Advances were made and sustained principally through labor organization, not government regulations.
It's both. It happens because of regulation (otherwise there'd be nothing stopping businesses from exploiting you even harder than they already do) but as has been said many times, regulations are written in blood. They weren't passed out of the goodness of anyone's hearts, but as a capitulation to labour organising.
regulations are written in blood
Well, they are ignored the moment labor loses the power to demand their enforcement.
I try not to emphasize regulations. Genuine power never comes from words.
Of course not. But what are we organising for, if not our rights? In our society, those rights are upheld by law. We organise to make those laws happen. And , when it comes to it, to behead them and make our own laws.
Laws are made by the powerful few.
Power for the masses comes from the groundul up.
We organize to build our own power, toward our own interests, to challenge the systems that support the interests of elites.
Laws are made by the powerful few.
Yep, in our current neoliberal capitalist system. This is what we live in, which is why it's what I'm describing.
Power for the masses comes from the groundul up.
I know, but we don't have that yet. That's the goal.

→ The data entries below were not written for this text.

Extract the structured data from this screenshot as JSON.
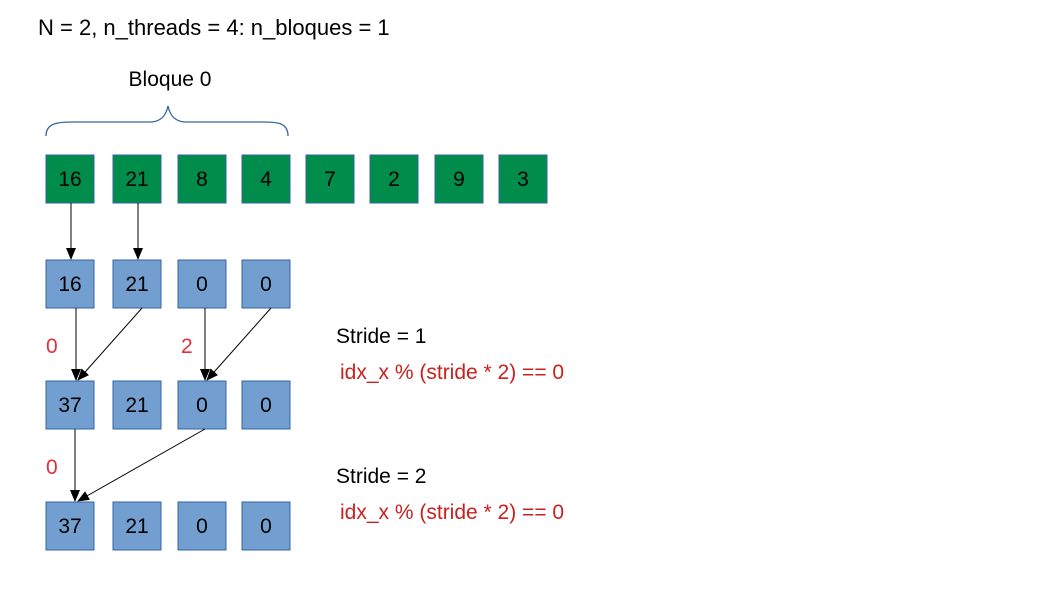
{
  "header": {
    "title": "N = 2, n_threads = 4: n_bloques = 1"
  },
  "block": {
    "label": "Bloque 0"
  },
  "input_array": {
    "values": [
      "16",
      "21",
      "8",
      "4",
      "7",
      "2",
      "9",
      "3"
    ]
  },
  "rows": [
    {
      "values": [
        "16",
        "21",
        "0",
        "0"
      ]
    },
    {
      "values": [
        "37",
        "21",
        "0",
        "0"
      ]
    },
    {
      "values": [
        "37",
        "21",
        "0",
        "0"
      ]
    }
  ],
  "thread_labels": {
    "step1": [
      "0",
      "2"
    ],
    "step2": [
      "0"
    ]
  },
  "annotations": {
    "stride1": {
      "label": "Stride = 1",
      "condition": "idx_x % (stride * 2) == 0"
    },
    "stride2": {
      "label": "Stride = 2",
      "condition": "idx_x % (stride * 2) == 0"
    }
  },
  "colors": {
    "input_fill": "#008C4A",
    "row_fill": "#729FCF",
    "box_stroke": "#3465A4",
    "brace": "#3465A4",
    "thread_label": "#E0303A",
    "condition": "#C9211E",
    "arrow": "#000000",
    "text": "#000000"
  }
}
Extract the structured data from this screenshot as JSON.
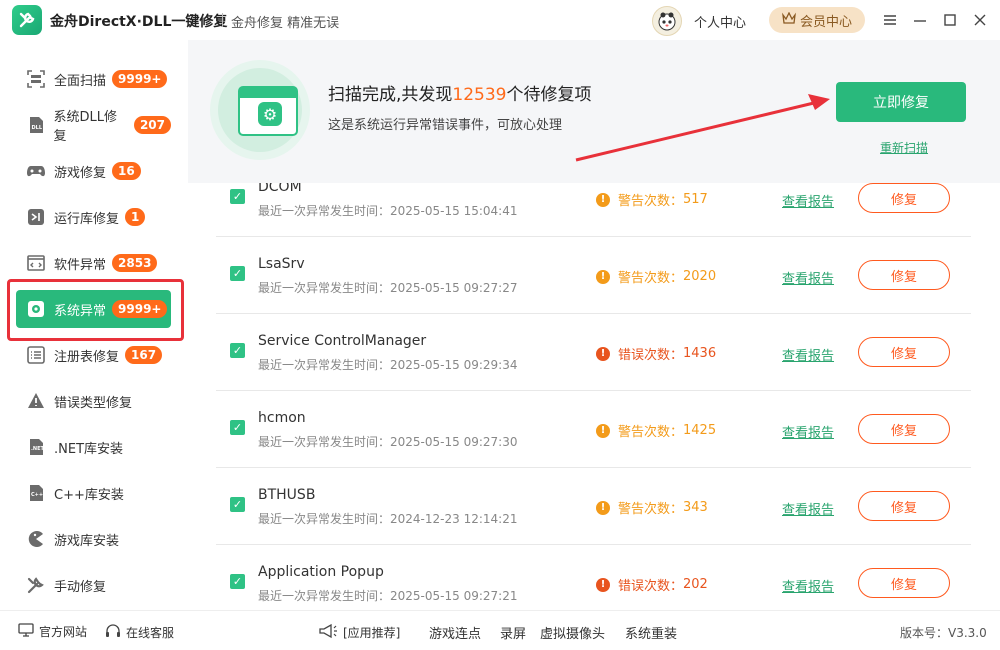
{
  "app": {
    "title": "金舟DirectX·DLL一键修复",
    "slogan": "金舟修复 精准无误",
    "personal_center": "个人中心",
    "vip_center": "会员中心"
  },
  "sidebar": {
    "items": [
      {
        "label": "全面扫描",
        "badge": "9999+",
        "icon": "scan-icon"
      },
      {
        "label": "系统DLL修复",
        "badge": "207",
        "icon": "dll-icon"
      },
      {
        "label": "游戏修复",
        "badge": "16",
        "icon": "gamepad-icon"
      },
      {
        "label": "运行库修复",
        "badge": "1",
        "icon": "vs-icon"
      },
      {
        "label": "软件异常",
        "badge": "2853",
        "icon": "code-window-icon"
      },
      {
        "label": "系统异常",
        "badge": "9999+",
        "icon": "gear-icon",
        "active": true
      },
      {
        "label": "注册表修复",
        "badge": "167",
        "icon": "list-icon"
      },
      {
        "label": "错误类型修复",
        "badge": "",
        "icon": "warning-icon"
      },
      {
        "label": ".NET库安装",
        "badge": "",
        "icon": "net-icon"
      },
      {
        "label": "C++库安装",
        "badge": "",
        "icon": "cpp-icon"
      },
      {
        "label": "游戏库安装",
        "badge": "",
        "icon": "pacman-icon"
      },
      {
        "label": "手动修复",
        "badge": "",
        "icon": "tools-icon"
      }
    ]
  },
  "scan": {
    "title_prefix": "扫描完成,共发现",
    "count": "12539",
    "title_suffix": "个待修复项",
    "subtitle": "这是系统运行异常错误事件，可放心处理",
    "fix_now": "立即修复",
    "rescan": "重新扫描"
  },
  "list": {
    "time_prefix": "最近一次异常发生时间：",
    "report_label": "查看报告",
    "fix_label": "修复",
    "rows": [
      {
        "name": "DCOM",
        "time": "2025-05-15 15:04:41",
        "kind": "警告次数：",
        "count": "517",
        "level": "warn"
      },
      {
        "name": "LsaSrv",
        "time": "2025-05-15 09:27:27",
        "kind": "警告次数：",
        "count": "2020",
        "level": "warn"
      },
      {
        "name": "Service ControlManager",
        "time": "2025-05-15 09:29:34",
        "kind": "错误次数：",
        "count": "1436",
        "level": "err"
      },
      {
        "name": "hcmon",
        "time": "2025-05-15 09:27:30",
        "kind": "警告次数：",
        "count": "1425",
        "level": "warn"
      },
      {
        "name": "BTHUSB",
        "time": "2024-12-23 12:14:21",
        "kind": "警告次数：",
        "count": "343",
        "level": "warn"
      },
      {
        "name": "Application Popup",
        "time": "2025-05-15 09:27:21",
        "kind": "错误次数：",
        "count": "202",
        "level": "err"
      }
    ]
  },
  "footer": {
    "official_site": "官方网站",
    "online_service": "在线客服",
    "recommend": "[应用推荐]",
    "links": [
      "游戏连点",
      "录屏",
      "虚拟摄像头",
      "系统重装"
    ],
    "version": "版本号：V3.3.0"
  },
  "colors": {
    "accent": "#29b97c",
    "badge": "#ff6a1a",
    "warn": "#f39b1a",
    "error": "#e8541e",
    "highlight": "#e8313a"
  }
}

We organize to build our own power, toward our own interests, to challenge the systems that support the interests of elites.
Indeed. No need to repeat my own beliefs at me ;)
It has always been the same under representative democracy. Elite bodies serve elite interests.
The postwar period took its form due to strong labor, and the Bretton Woods system, arising in the aftermath of the Depression and amidst the Second World War. The period was the exception, not the rule, for capitalism under liberal democracy.
Laws are at best one tool of many, not the final objective, for labor.
The period was the exception, not the rule, for capitalism under liberal democracy.
Laws are at best one tool of many, not the final objective, for labor.
I'm literally an anarcho-communist, you don't need to tell me this. I have already said this. I'm only defending regulation because they're our best tool for immediate results under liberal democracy, and I have already said before that it can only be achieved through violent demonstration, and I've also said that to achieve our real goals we need to get even more violent and get the guillotines out for full on revolution.
Stop preaching my own opinions at me like you're trying to convert me lol. We're on the same side.
I may have misunderstood your view. Mine is that legislation is mostly symbolic. The real work is on the ground.
I'm sorry if it seemed I was picking fights.
There's something disconcerting about the structure of that person's face and the ways it does and does not move how it should when the person it belongs to speaks.
Not many would do well reading that script.
Argh, I watched two seconds of it. Now YouTube will recommend that stuff to me forever.